О коммунальном туалете я сообщу только одно — три туалетные кабинки были разделены фанерой, в которой сверлил дырки Виталик, любитель подглядывать. Рядом с этой галереей вуайериста располагалась общая кухня.
Прошу заметить, что слово privacy на русский не переводится.
В соответствии с этим фактом кухня Бабаллиной квартиры представляла собой многофункциональное публичное пространство, кипевшее всеми видами общественной активности. Вот некоторые из ее функций:
АГОРА: Из транзистора, висящего над плитой, несутся радостные новости о перевыполнении пятилетки. Соседи обсуждают важные политические вопросы. «Проклятая жидовка-предательница Майя Спиро из шестой комнаты снова замышляет против советской власти».
РЫНОК: «Ната-аш… Са-аш… Меняю луковицу на полчашки гречки!»
БАНЯ: Над кухонной раковиной женщины украдкой втирают в волосы черный хлеб. Украдкой, потому что, хотя считается, что от хлеба лучше растут волосы, он еще и социалистическая святыня. Использование его не по назначению может быть истолковано как недостаток патриотизма.
ЗАЛ СУДА: К товарищескому суду привлекают за нарушения вроде непогашенного в кухне света, но не только. Преступление посерьезнее — кража мяса из соседских суповых кастрюль. В Бабаллином квартирном хаосе вором была хрупкая, аристократического вида старушка со скорбным лицом, которое иногда озарялось улыбкой — прекрасной, но словно приклеенной. Для борьбы с воровством некоторые соседи украшали свои кастрюли черепом и костями, другие вешали замки на крышки.
ПРАЧЕЧНАЯ: Заходя на кухню холодным зимним утром, ты получал по морде ледяными чулками, свисавшими с веревки.

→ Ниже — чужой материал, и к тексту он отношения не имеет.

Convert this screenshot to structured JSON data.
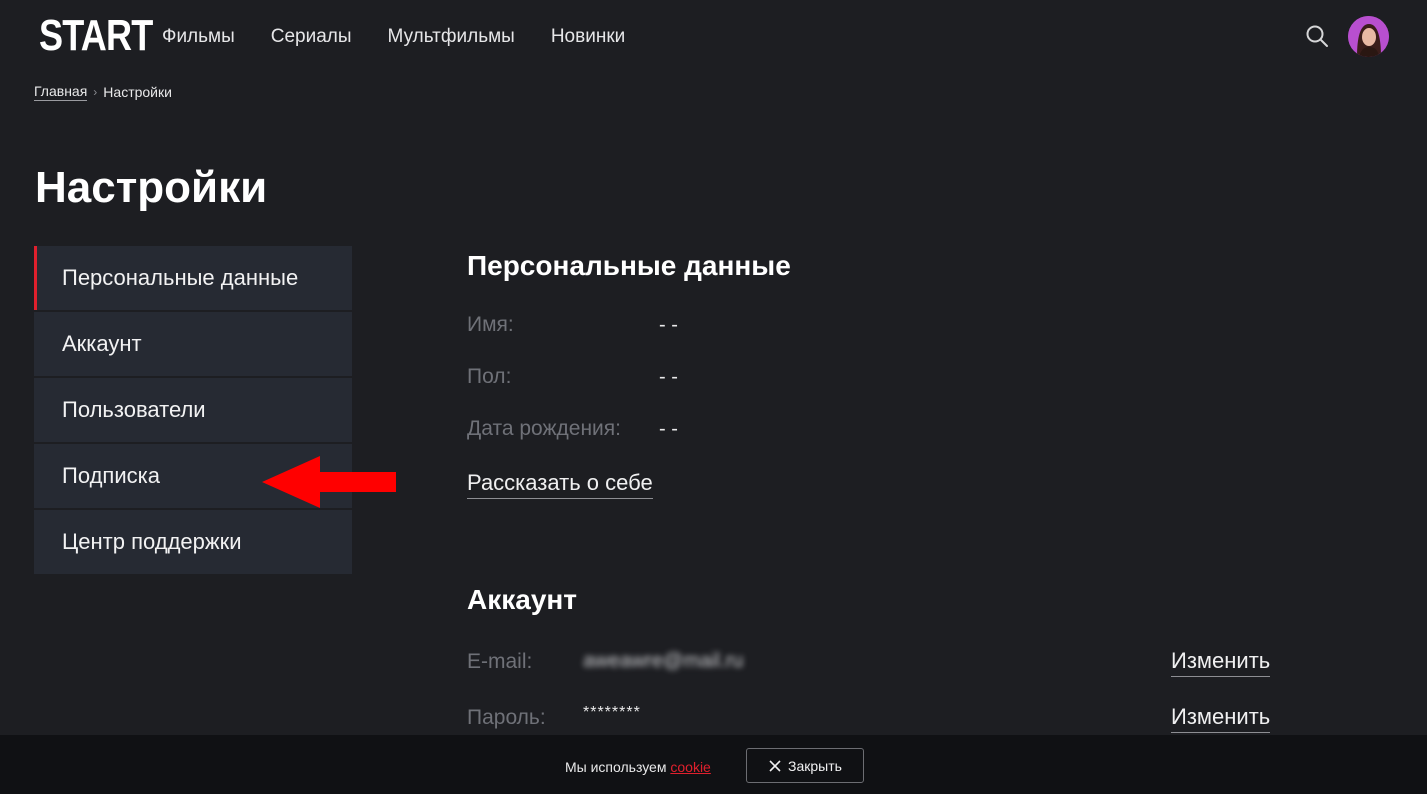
{
  "header": {
    "logo": "START",
    "nav": [
      "Фильмы",
      "Сериалы",
      "Мультфильмы",
      "Новинки"
    ]
  },
  "breadcrumb": {
    "home": "Главная",
    "separator": "›",
    "current": "Настройки"
  },
  "page_title": "Настройки",
  "sidebar": {
    "items": [
      {
        "label": "Персональные данные",
        "active": true
      },
      {
        "label": "Аккаунт"
      },
      {
        "label": "Пользователи"
      },
      {
        "label": "Подписка"
      },
      {
        "label": "Центр поддержки"
      }
    ]
  },
  "personal": {
    "title": "Персональные данные",
    "name_label": "Имя:",
    "name_value": "- -",
    "gender_label": "Пол:",
    "gender_value": "- -",
    "birth_label": "Дата рождения:",
    "birth_value": "- -",
    "about_link": "Рассказать о себе"
  },
  "account": {
    "title": "Аккаунт",
    "email_label": "E-mail:",
    "email_value": "aweawre@mail.ru",
    "email_change": "Изменить",
    "password_label": "Пароль:",
    "password_value": "********",
    "password_change": "Изменить"
  },
  "cookie": {
    "text": "Мы используем",
    "link": "cookie",
    "close": "Закрыть"
  },
  "colors": {
    "accent": "#e0202d",
    "background": "#1d1e22",
    "sidebar_item": "#262a33"
  }
}
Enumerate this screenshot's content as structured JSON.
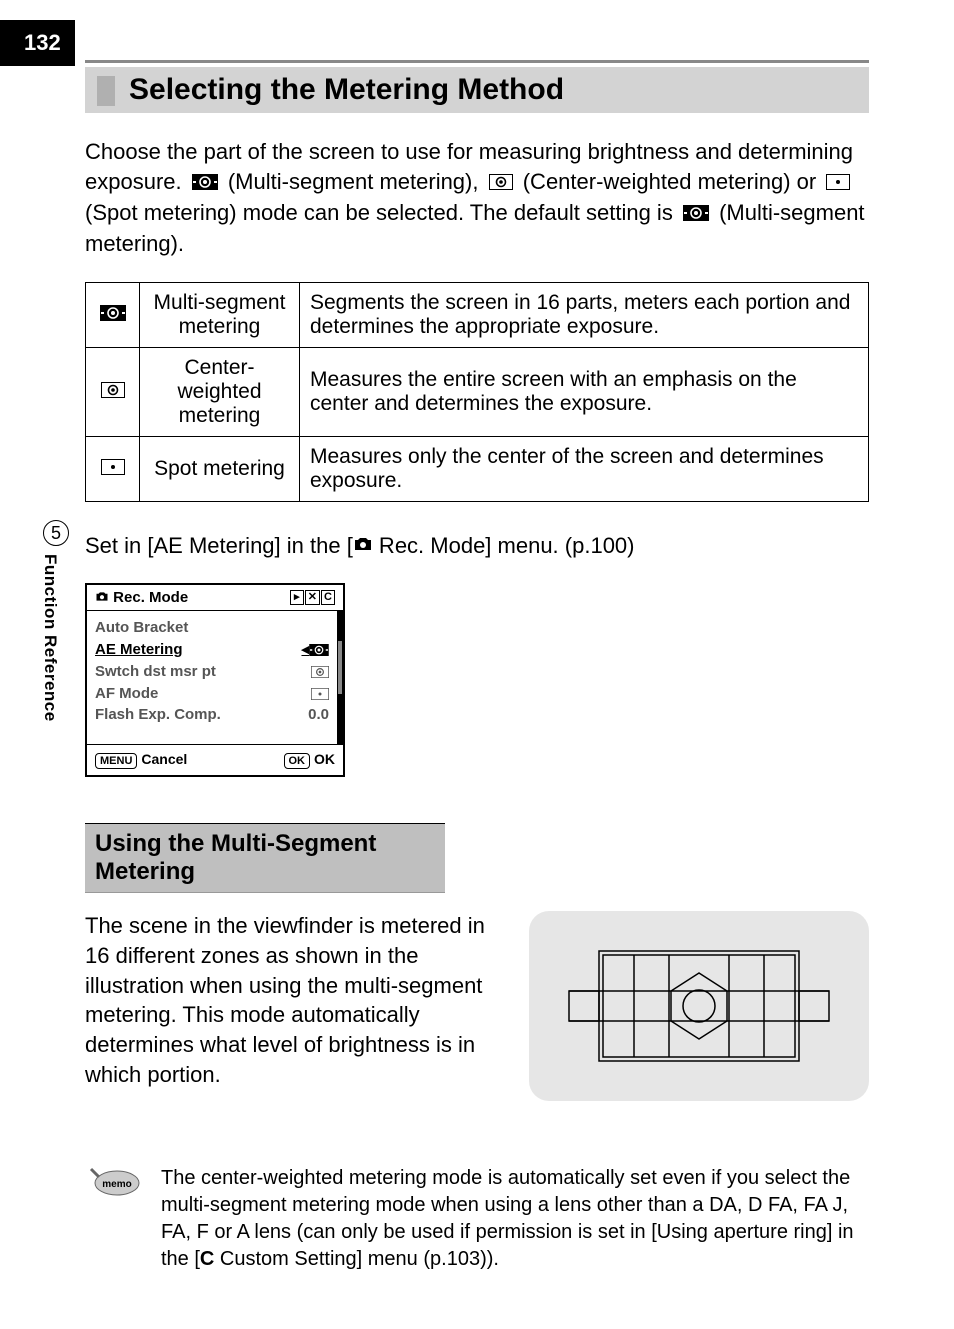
{
  "page_number": "132",
  "title": "Selecting the Metering Method",
  "intro": {
    "part1": "Choose the part of the screen to use for measuring brightness and determining exposure. ",
    "multi_label": " (Multi-segment metering), ",
    "center_label": " (Center-weighted metering) or ",
    "spot_label": " (Spot metering) mode can be selected. The default setting is ",
    "end": " (Multi-segment metering)."
  },
  "table": {
    "rows": [
      {
        "name": "Multi-segment metering",
        "desc": "Segments the screen in 16 parts, meters each portion and determines the appropriate exposure."
      },
      {
        "name": "Center-weighted metering",
        "desc": "Measures the entire screen with an emphasis on the center and determines the exposure."
      },
      {
        "name": "Spot metering",
        "desc": "Measures only the center of the screen and determines exposure."
      }
    ]
  },
  "set_in": {
    "before": "Set in [AE Metering] in the [",
    "menu": " Rec. Mode] menu. (p.100)"
  },
  "side": {
    "number": "5",
    "label": "Function Reference"
  },
  "lcd": {
    "title": "Rec. Mode",
    "items": {
      "auto_bracket": "Auto Bracket",
      "ae_metering": "AE Metering",
      "swtch": "Swtch dst msr pt",
      "af_mode": "AF Mode",
      "flash_exp": "Flash Exp. Comp.",
      "flash_val": "0.0"
    },
    "cancel": "Cancel",
    "ok": "OK"
  },
  "section": {
    "heading": "Using the Multi-Segment Metering",
    "text": "The scene in the viewfinder is metered in 16 different zones as shown in the illustration when using the multi-segment metering. This mode automatically determines what level of brightness is in which portion."
  },
  "memo": {
    "label": "memo",
    "text": "The center-weighted metering mode is automatically set even if you select the multi-segment metering mode when using a lens other than a DA, D FA, FA J, FA, F or A lens (can only be used if permission is set in [Using aperture ring] in the [",
    "custom": " Custom Setting] menu (p.103)).",
    "c": "C"
  }
}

Некоторых соседей это раздражало. Высокий белобрысый Виталик хватал ножницы и — чик-чик-чик. Если чулки были импортными, следовал кулачный бой. Коммунальная кухня превращалась в ЛОБНОЕ МЕСТО.
Кроме того, на коммунальных кухнях еще и готовили. Готовили жирные борщи, щи, котлеты и каши. Валентина Петровна, маленькая пенсионерка с огневым темпераментом, которая иногда со мной сидела, пекла лучшие в мире пирожки, кажется, из ничего. Валина мать баба Зина жарила сочные кусочки дефицитного куриного филе — его-то и стащила мама. Однако есть все это соседи предпочитали; в идеологически сомнительном одиночестве своих комнат. За всю историю Бабаллиной квартиры тот праздник оливье был единственным исключением.
Повод и впрямь был радостный, превышающий масштабы квартиры. Расширение кухни в коммуналке этажом выше Бабаллиной! В той кухне была дверь, ведущая в крошечный чулан в четыре квадратных метра, в котором много лет жила старушка, которую все звали тетей Нюшей. Миниатюрная, словно птичка, с глубоко посаженными глазами, мягким нравом, она распространяла всюду проникающий запах формальдегида. Тетя Нюша работала в морге и охотно делилась вдохновляющими историями о том, как обмывают трупы. Однажды и сама Нюша покинула этот мир. Не потому, что соседи, желая завладеть ее комнатой, насыпали ей толченого стекла в еду, как иногда случалось в коммуналках. Нет-нет, ничего такого, честное слово! — смерть тети Нюши была естественной.
Все надеялись, что ее смерть приведет к столь необходимому расширению кухни. Но управдом считал иначе. Хотя квартира над Бабаллиной уже была опасно перенаселена, даже исходя из стандарта девять метров на человека, управдом тут же подселил нового жильца в комнаты тети Нюши — за взятку. Люди пришли вечером с работы и нашли записку от жилищного комитета. В ней говорилось, что завтра утром жилплощадь тети Нюши займет новый жилец.